After creating the class, we continue by first instantiating a QApplication object. This is followed by creating an instance of our ToDo window class. The final line of code starts the event loop and will run our application.
A small note: I found that when running the script directly from Spyder I occassionally have some issues with properly quitting the application. Therefore my workflow is to use Spyder to write the code for the application and then launch the application from the command line using the syntax 'python todo.py' (or whatever name you have given your script)
ToDo Application: Extended Python code
After we have verified that our application runs without any errors, we can further extend the code and implement the functionality of adding the text to the list when the button is clicked. First, we need to tell our program what to do when the button is clicked. We will add a function add_todo_button_clicked to our class that implements the behavior that we need.
class ToDo(QMainWindow): def __init__(self): super().__init__() uic.loadUi(ui_file, self) # Connect the click event with a callback function self.add_todo_button.clicked.connect(self.add_todo_button_clicked) # Show the window self.show() def add_todo_button_clicked(self): new_item = self.new_todo_text.text() self.todo_list.addItem(new_item) self.new_todo_text.clear()
In this function, we first use the .text() function of the QLineEdit widget to get a string variable that represents any text that was typed in this widget. As you can see, we are also refering to the widget using the name we specified in QtDesigner. The QListWidget has a .addItem() function which takes a string as an argument. Executing this function will add the content of that string to the list. Finally, we use the .clear() function to clear the content of the QLineEdit widget.
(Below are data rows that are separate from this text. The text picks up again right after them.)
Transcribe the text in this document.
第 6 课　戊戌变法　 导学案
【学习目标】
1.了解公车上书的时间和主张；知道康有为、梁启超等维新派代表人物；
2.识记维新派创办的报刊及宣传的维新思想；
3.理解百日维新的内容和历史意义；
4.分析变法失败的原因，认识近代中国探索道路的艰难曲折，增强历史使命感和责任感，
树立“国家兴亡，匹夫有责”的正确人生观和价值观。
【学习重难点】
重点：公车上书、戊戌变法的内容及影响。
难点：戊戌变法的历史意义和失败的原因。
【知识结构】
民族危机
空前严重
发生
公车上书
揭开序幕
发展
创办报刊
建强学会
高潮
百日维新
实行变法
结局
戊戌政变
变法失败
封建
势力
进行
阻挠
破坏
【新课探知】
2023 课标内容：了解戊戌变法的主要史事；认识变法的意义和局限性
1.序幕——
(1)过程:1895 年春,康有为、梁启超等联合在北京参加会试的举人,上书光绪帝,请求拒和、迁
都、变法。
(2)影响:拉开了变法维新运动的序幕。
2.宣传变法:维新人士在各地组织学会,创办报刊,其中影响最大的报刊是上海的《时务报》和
Now that we have defined the function, we need to tell our application to use this function when the button is clicked. Using PyQt terminology, we need to connect the 'clicked' event to a target function. This connection is specified in the class constructor. Specifically, our button as a .clicked.connect() function to which we provide the name of the function we just created. And that's it. If you know launch the program you should have a fully functional application!
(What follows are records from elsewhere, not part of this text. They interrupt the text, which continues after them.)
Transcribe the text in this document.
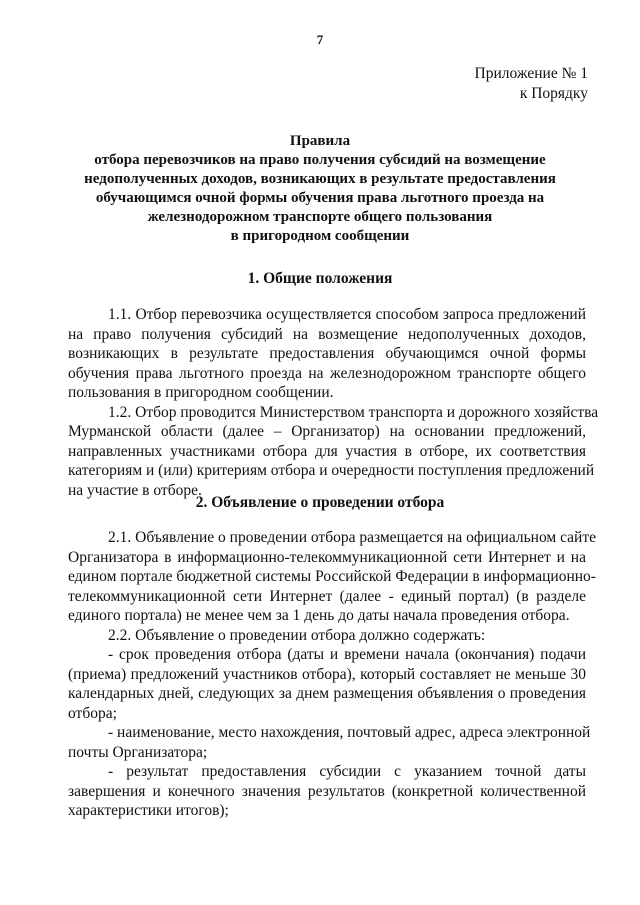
7
Приложение № 1
к Порядку
Правила
отбора перевозчиков на право получения субсидий на возмещение
недополученных доходов, возникающих в результате предоставления
обучающимся очной формы обучения права льготного проезда на
железнодорожном транспорте общего пользования
в пригородном сообщении
1. Общие положения
1.1. Отбор перевозчика осуществляется способом запроса предложений
на право получения субсидий на возмещение недополученных доходов,
возникающих в результате предоставления обучающимся очной формы
обучения права льготного проезда на железнодорожном транспорте общего
пользования в пригородном сообщении.
1.2. Отбор проводится Министерством транспорта и дорожного хозяйства
Мурманской области (далее – Организатор) на основании предложений,
направленных участниками отбора для участия в отборе, их соответствия
категориям и (или) критериям отбора и очередности поступления предложений
на участие в отборе.
2. Объявление о проведении отбора
2.1. Объявление о проведении отбора размещается на официальном сайте
Организатора в информационно-телекоммуникационной сети Интернет и на
едином портале бюджетной системы Российской Федерации в информационно-
телекоммуникационной сети Интернет (далее - единый портал) (в разделе
единого портала) не менее чем за 1 день до даты начала проведения отбора.
2.2. Объявление о проведении отбора должно содержать:
- срок проведения отбора (даты и времени начала (окончания) подачи
(приема) предложений участников отбора), который составляет не меньше 30
календарных дней, следующих за днем размещения объявления о проведения
отбора;
- наименование, место нахождения, почтовый адрес, адреса электронной
почты Организатора;
- результат предоставления субсидии с указанием точной даты
завершения и конечного значения результатов (конкретной количественной
характеристики итогов);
This is just a simple example but it captures the general procedure that should be followed when you want to add new functionality to your application: first define the functionality that you need and extend your class by writing a function that implements this behavior. Then, look into the exact syntax needed to connect this function with the event that is happening in our application. For example, when a menu item is clicked you would need to use triggered.connect() instead of the clicked.connect(). If you click an item in a list you can use the itemClicked.connect() to react to that event and so on. Finding out the correct syntax for solving what you want to achieve is of course part of the fun of developing a GUI application!